The roles of personal investment and reasoning competence in career-relevant everyday problem solving
- PMID: 9296950
- DOI: 10.1006/jecp.1997.2374
The roles of personal investment and reasoning competence in career-relevant everyday problem solving
Abstract
To examine developmental differences in practical problem-solving, 51 late adolescents and 52 young adults were presented measures of everyday problem-solving that were either self-relevant or self-neutral. Results indicated: (a) a developmental shift in everyday problem-solving strategies, such that adolescents rated higher than adults those strategies that involved reconsideration of the problem situations and adapting to the conditions of the problems.
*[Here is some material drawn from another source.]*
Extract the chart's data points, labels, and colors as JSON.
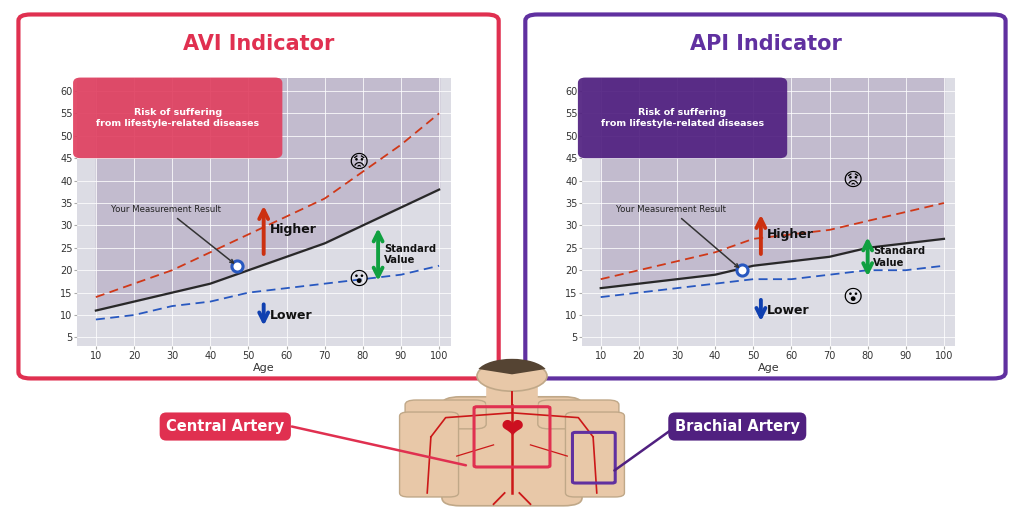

By contrast, young adults rated higher more goal-defensive strategies than adolescents; (b) reasoning competence was more strongly related to ratings of self-relevant problems than to ratings of self-neutral problems, but only for the adolescents, providing some support for a relation between reasoning competence and everyday problem-solving; and (c) relevance effects on strategy ratings were clearly evidenced as both age groups rated planning for the future and shaping the present environment to correspond to their current goals higher for self-relevant than for neutral problems. These findings are discussed in terms of the possible roles of domain specifically, personal investment, age, and reasoning competence in adolescent and adult everyday problem-solving.